PRINSIP PROPORSIONALITAS
Artikel berikut telah diterbitkan di Rubrik Kamus Hukum Majalah Konstitusi, No 139 September 2018
Prinsip proporsionalitas (the principle of proportionality) pertama kali dikembangkan dalam Hukum Administrasi Jerman pada dekade terakhir abad ke-19, dimana prinsip tersebut diterapkan terhadap tindakan polisi yang membatasi hak dan kebebasan individu. Dalam melegitimasi tindakannya tersebut, polisi membutuhkan sebuah landasan hukum. Dengan demikian, prinsip proporsionalitas muncul sebagai dasar terhadap tindakan aparat negara yang membatasi hak dan kebebasan individu, dalam arti tindakan pembatasan itu dianggap sah sepanjang berdasarkan hukum dan memiliki tujuan yang dibenarkan oleh hukum.

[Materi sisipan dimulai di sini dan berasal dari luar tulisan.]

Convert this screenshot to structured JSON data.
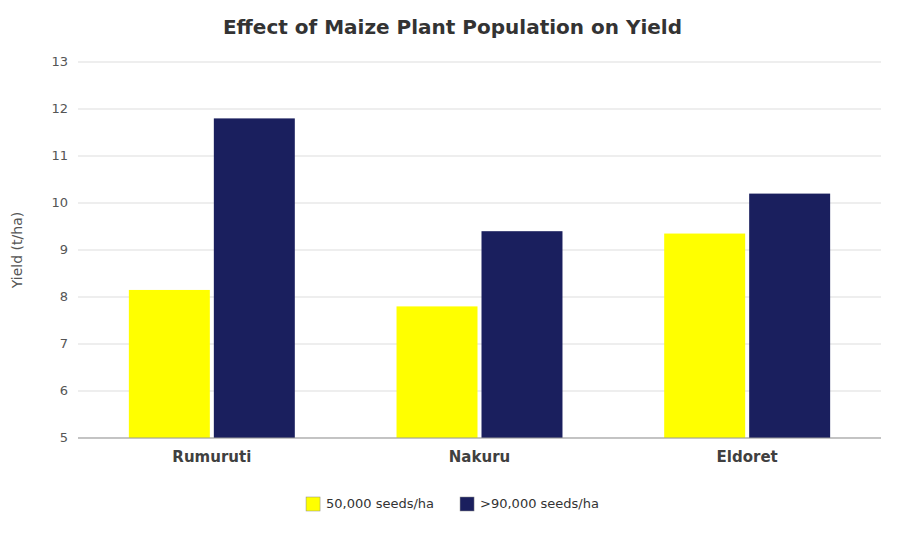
{
  "chart_data": {
    "type": "bar",
    "title": "Effect of Maize Plant Population on Yield",
    "categories": [
      "Rumuruti",
      "Nakuru",
      "Eldoret"
    ],
    "series": [
      {
        "name": "50,000 seeds/ha",
        "color": "#FFFF00",
        "values": [
          8.15,
          7.8,
          9.35
        ]
      },
      {
        "name": ">90,000 seeds/ha",
        "color": "#1a1f5e",
        "values": [
          11.8,
          9.4,
          10.2
        ]
      }
    ],
    "ylabel": "Yield (t/ha)",
    "ylim": [
      5,
      13
    ],
    "yticks": [
      5,
      6,
      7,
      8,
      9,
      10,
      11,
      12,
      13
    ],
    "grid": true,
    "legend": "bottom"
  }
}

Mahkamah Konstitusi Federal Jerman kemudian memperluas syarat penerapan prinsip proporsionalitas dalam penanganan perkara constitutional review, dimana prinsip proporsionalitas digunakan sebagai upaya untuk, pertama, test of suitability, yaitu menilai apakah ukuran yang dirancang untuk memenuhi tujuan legislatif secara rasional. Dalam penanganan perkara constitutional review, dilakukan untuk menentukan sejauh mana perlindungan hak individu dan tujuan yang yang ingin dicapai dengan cara pembatasan hak dan kebebasan individu benar-benar sesuai dan tidak bertentangan dengan konstitusi.
Kedua, a test of necessity, yaitu untuk menilai apakah tindakan pembatasan tersebut memang diperlukan dalam rangka mencapai tujuan. Mekanisme ini untuk menjawab pertanyaan mengenai apakah tidak ada alternatif lain yang tersedia dan dapat dilakukan untuk mencapai tujuan tanpa membatasi dari kepentingan yang dilindungi, dalam arti mekanisme pembatasan tersebut harus sama efektifnya dengan dengan tujuan yang ingin dicapai.
Ketiga, abalancing test, ketika mencapai tahap ini berarti telah ditetapkan bahwa terdapat konflik antara hak individu dengan kepentingan lain yang tidak dapat diselesaikan dengan cara lain selain membatasi hak individu. Mekanisme ini bertujuan untuk menjawab pertanyaan mengenai apakah tindakan aparat negara dibenarkan mengingat terdapat hak individu yang akan dilanggar. Oleh karena itu, keduanaya baik antara pembatasan hak indiviu dan tujuan yang ingin dicapai oleh negara harus “seimbang” satu sama lain.
Diadopsinya tiga syarat di atas jelas ditujukan untuk pemahaman yang lebih baik dalam menangani dan memutus perkara constitutional review. Oleh karena itu, berdasarkan syarat tersebut, di Jerman, sebuah undang-undang dianggap konstitusional jika (1) memiliki tujuan yang sah, (2) sesuai (tidak bertentangan dengan konstitusi), (3) diperlukan untuk mencapai tujuan, dan (4) mengandung keseimbangan yang tepat antara hak fundamental dan tujuan yang ingin dicapai oleh hukum.
Sedangkan praktik di negara lain, sebagai contoh di Korea, ketentuan yang mengatur tentang prinsip proporsionalitas secara jelas diatur dalam konstitusi Korea, Pasal 37 (2) Konstitusi Korea pada pokoknya menyatakan bahwa kebebasan dan hak warga negara dapat dibatasi oleh hukum hanya jika diperlukan untuk keamanan nasional, pemeliharaan ketertiban umum atau untuk kesejahteraan publik.
Berdasarkan ketentuan tersebut di atas, Mahkamah Konstitusi Korea dalam menerapkan uji proporsionalitas (proportionality test) pada penanganan perkara constitutional reviewmelakukan beberapa langkah untuk menilai apakah sebuah undang-undang konstitusional atau tidak, yaitu: (1) sebuah undang-undang harus memiliki tujuan yang sah, (2) cara (pembatasan) hak individu yang dilakukan tidak bertentangan dengan konstitusi atau sesuai dengan tujuan hukum yang ingin dicapai, dan (3) kepentingan publik yang dilindungi oleh hukum harus lebih besar daripada tindakan yang melanggar hak warga negara.
Mahkamah Konstitusi di banyak negara menggunakan tes proporsionalitas dalam menangani perkara constitutional reviewbaik sebagai prinsip konstitusi atau alat analisis, dengan kriteria dan model yang bervariasi. Namun demikian, dalam praktik penerapan prinsip proporsionalitas terkadang masih menimbulkan kontroversi di banyak negara, bahkan sampai muncul kritik terhadap penerapan prinsip proporsionalitas itu sendiri.